13:54 And then the last thing. So we’re using Facebook’s profit model for the time series forecast. And if you kind of read up on the get entries on where they’re at with that, there’s likely going to be released in the short-term where you can pass the function, a true/false statement for, “I want you to do Monte-Carlo uncertainty sampling.” It’s an expensive calculation to draw the uncertainty intervals on the graphs at the end. You don’t need the uncertainty intervals at this point. I like to turn it off. I could do it by downloading the source code and just commenting out that section, but then I don’t want it to have to maintain code. And I remember someone earlier in one of the keynote sessions talking about maintaining code not being the most interesting thing. So I’m going to wait for Facebook to roll out the new one where you could simply pass at a false for doing Monte-Carlo simulation. And the important takeaway there is you go from 1.3 hours of runtime to 27 minutes. So that’s where the gains and run times come from. Lastly, Michael from Forester said something about using optimization as a skill set on top of prediction, right? It’s a complementary skill set. That’s where we’re going next. Optimization problems really is the call-out there. And what was it I wanted to say that– saying that he a funny comment this morning. Use math to spend cash, something like that. That’s what we’re going to do there.

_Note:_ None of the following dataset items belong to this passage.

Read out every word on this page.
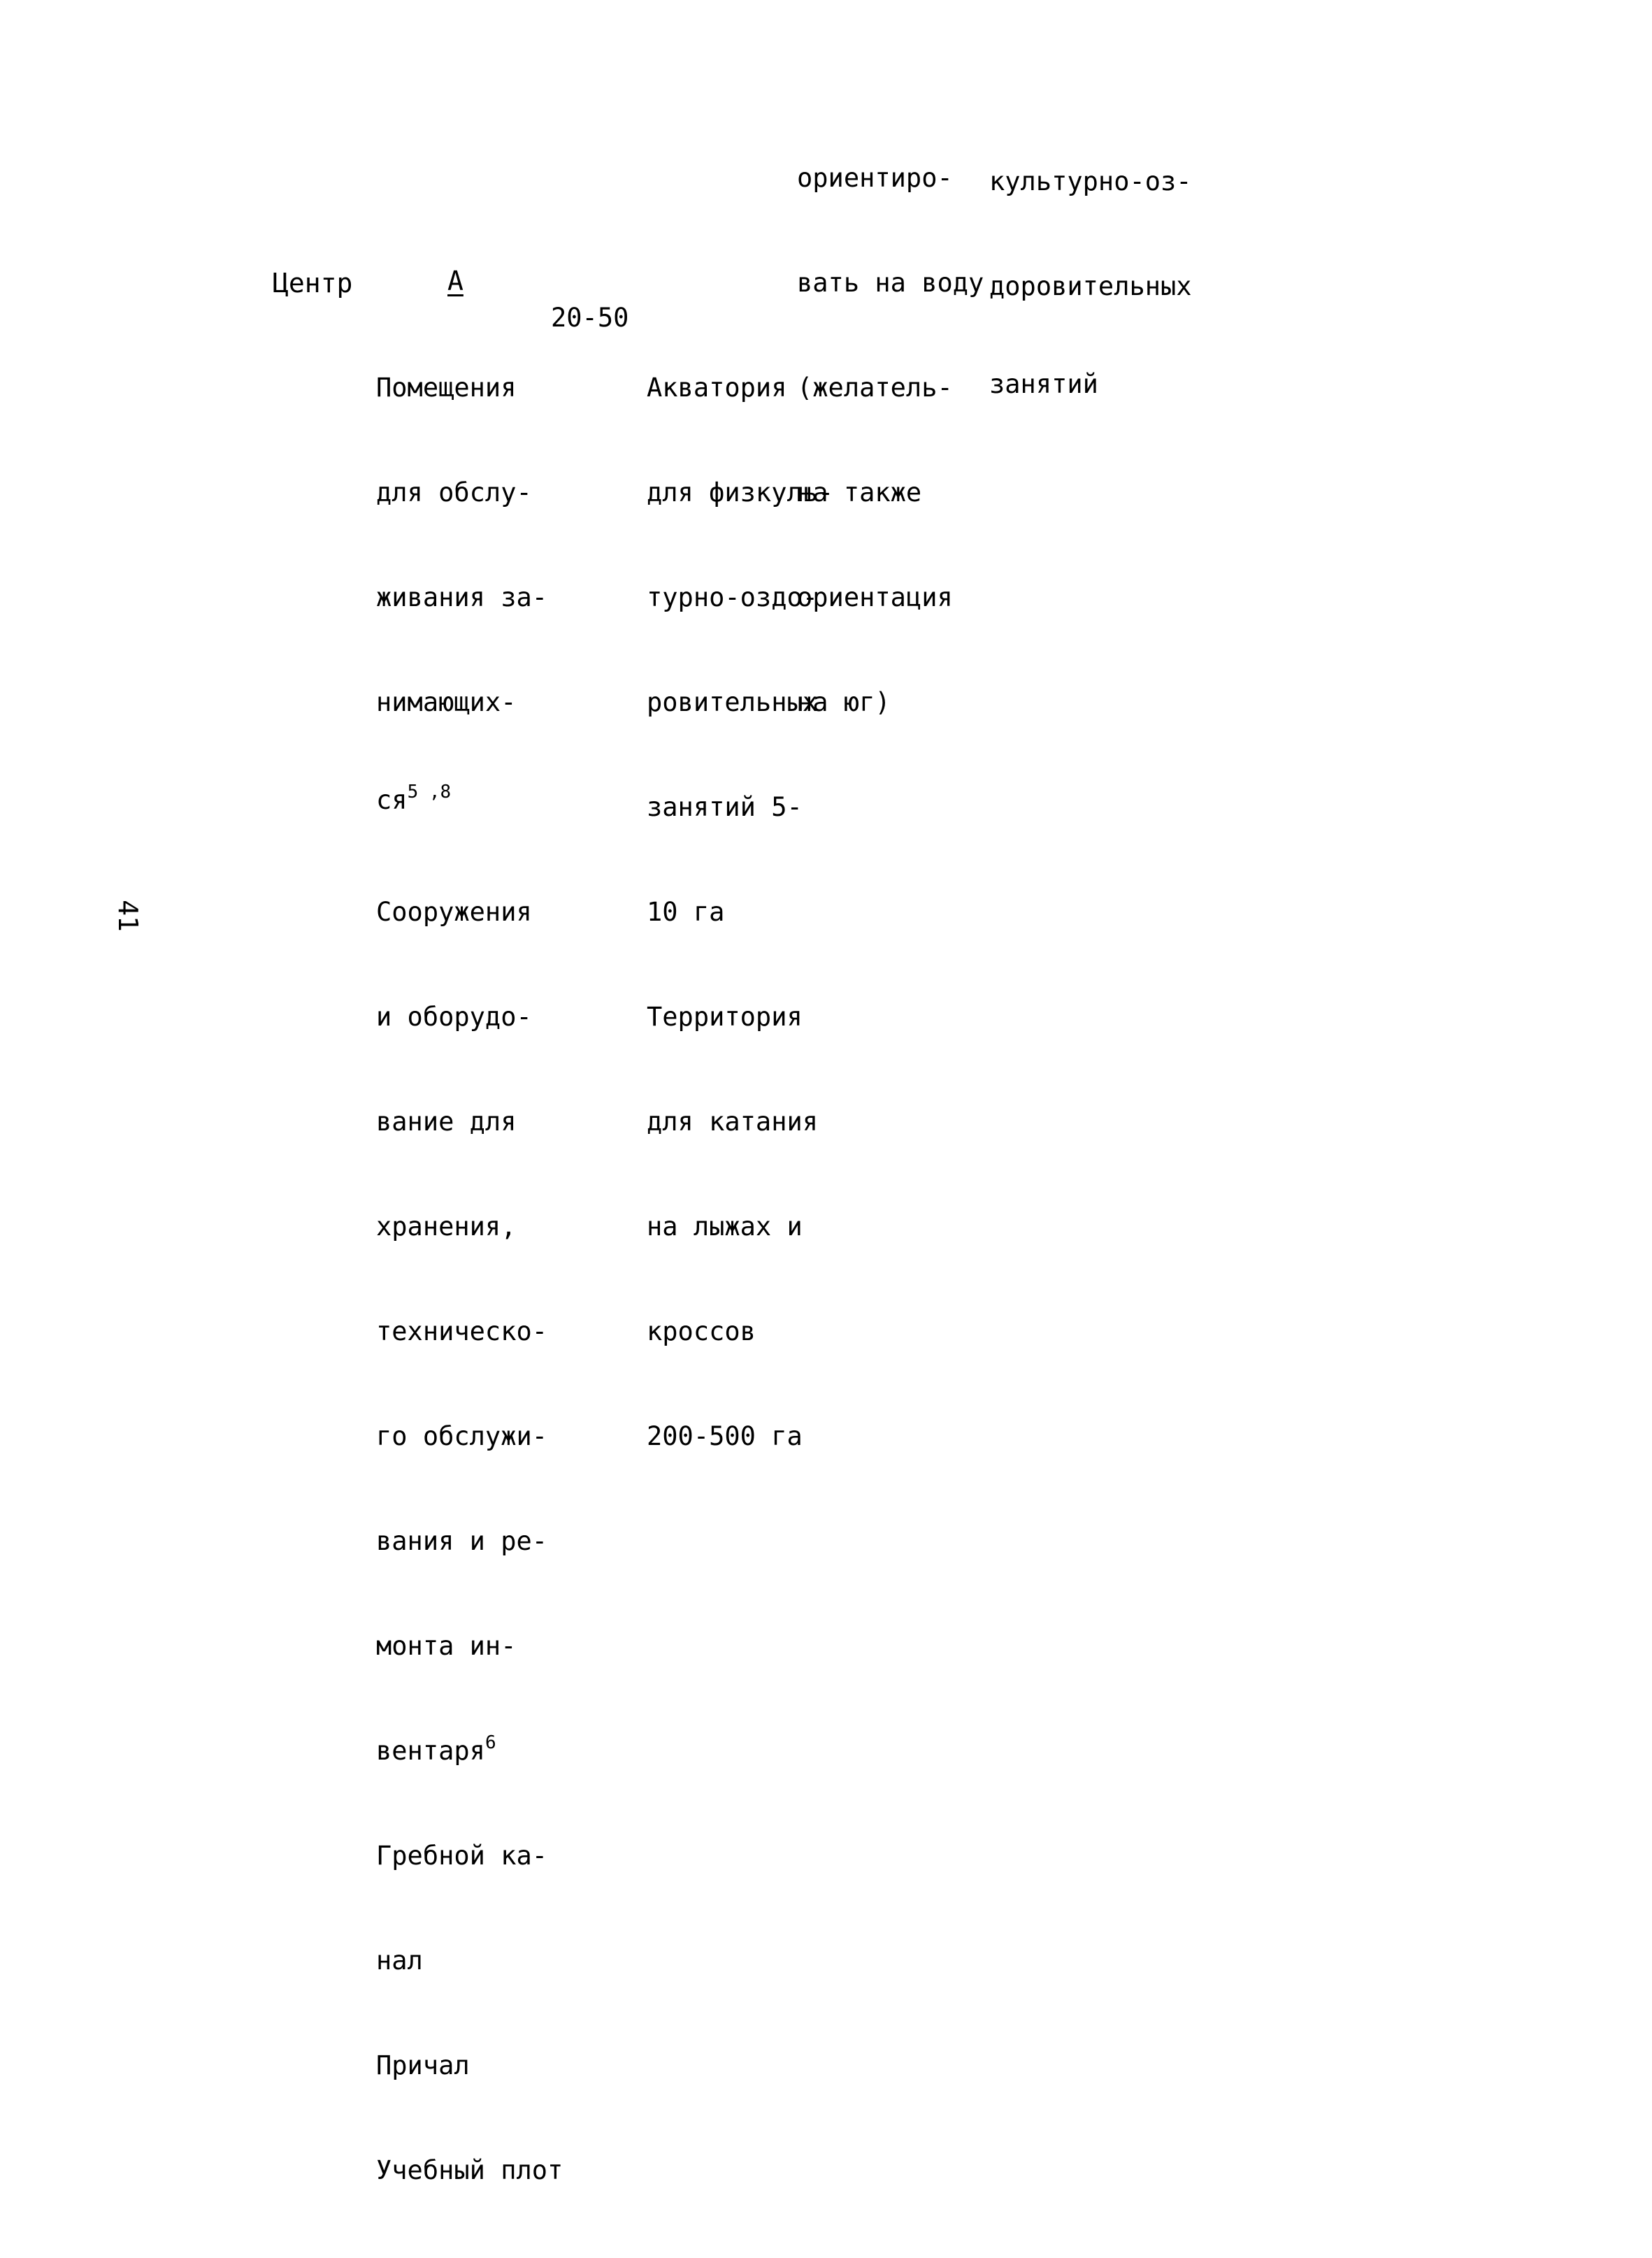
ориентиро-

вать на воду

(желатель-

на также

ориентация

на юг)

культурно-оз-

доровительных

занятий

Центр	А

Помещения

для обслу-

живания за-

нимающих-

ся$^{5 ,8}$

Сооружения

и оборудо-

вание для

хранения,

техническо-

го обслужи-

вания и ре-

монта ин-

вентаря$^6$

Гребной ка-

нал

Причал

Учебный плот

20-50

Акватория

для физкуль-

турно-оздо-

ровительных

занятий 5-

10 га

Территория

для катания

на лыжах и

кроссов

200-500 га

41
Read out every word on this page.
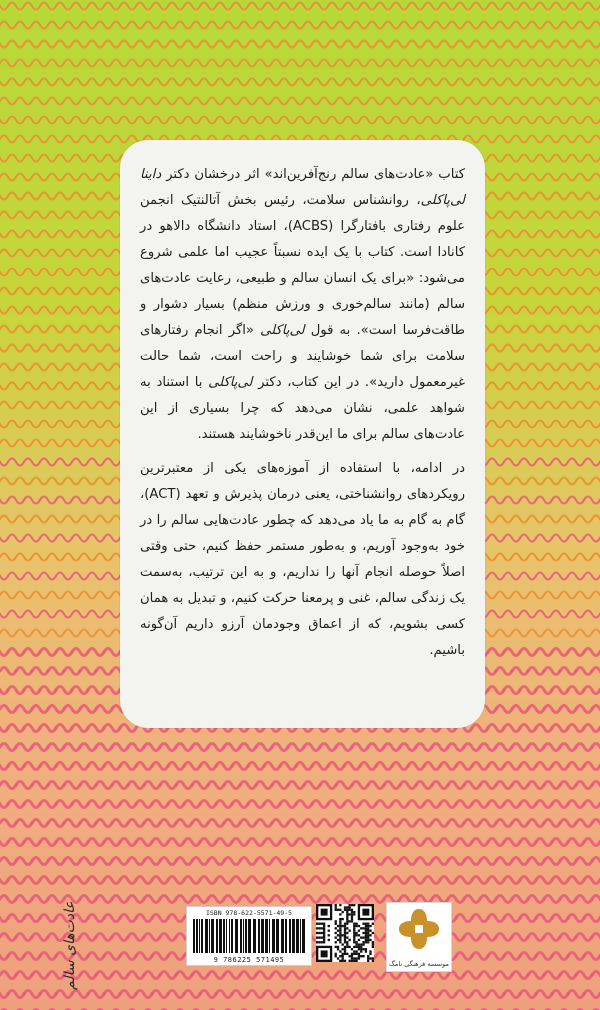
کتاب «عادت‌های سالم رنج‌آفرین‌اند» اثر درخشان دکتر داینا لی‌پاکلی، روانشناس سلامت، رئیس بخش آتالنتیک انجمن علوم رفتاری بافتارگرا (ACBS)، استاد دانشگاه دالاهو در کانادا است. کتاب با یک ایده نسبتاً عجیب اما علمی شروع می‌شود: «برای یک انسان سالم و طبیعی، رعایت عادت‌های سالم (مانند سالم‌خوری و ورزش منظم) بسیار دشوار و طاقت‌فرسا است». به قول لی‌پاکلی «اگر انجام رفتارهای سلامت برای شما خوشایند و راحت است، شما حالت غیرمعمول دارید». در این کتاب، دکتر لی‌پاکلی با استناد به شواهد علمی، نشان می‌دهد که چرا بسیاری از این عادت‌های سالم برای ما این‌قدر ناخوشایند هستند.

در ادامه، با استفاده از آموزه‌های یکی از معتبرترین رویکردهای روانشناختی، یعنی درمان پذیرش و تعهد (ACT)، گام به گام به ما یاد می‌دهد که چطور عادت‌هایی سالم را در خود به‌وجود آوریم، و به‌طور مستمر حفظ کنیم، حتی وقتی اصلاً حوصله انجام آنها را نداریم، و به این ترتیب، به‌سمت یک زندگی سالم، غنی و پرمعنا حرکت کنیم، و تبدیل به همان کسی بشویم، که از اعماق وجودمان آرزو داریم آن‌گونه باشیم.

عادت‌های سالم	ISBN 978-622-5571-49-5
9 786225 571495	موسسه فرهنگی نامگ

15:25 So I would just want to kind of close on and give some time for some questions on how RapidMiner helped me in all of this. It’s a low-code interface, right? So if you do it right, you don’t necessarily have any code. If you do it the way I did it here, you still get speedy development and speedy testing. Obviously, we’re integrated with the scripting languages. It’s great for orchestrating across systems. We’ve got the server, so we do all the server side. I don’t have to have my laptop tied up for several hours. It’s all done on the server side in parallel execution, right? With the last thing being the event-based hack that I put out there to get my job to start earlier in the day. So that’s how we achieve the goal. Highly accurate, highly scalable demand forecasts with the problem of shared resources are limited. And my peer and partner data scientists are spinning up their own projects and gobbling up all those resources as we speak. So the solution is creative thinking to keep the footprint small. I went faster than I planned, so.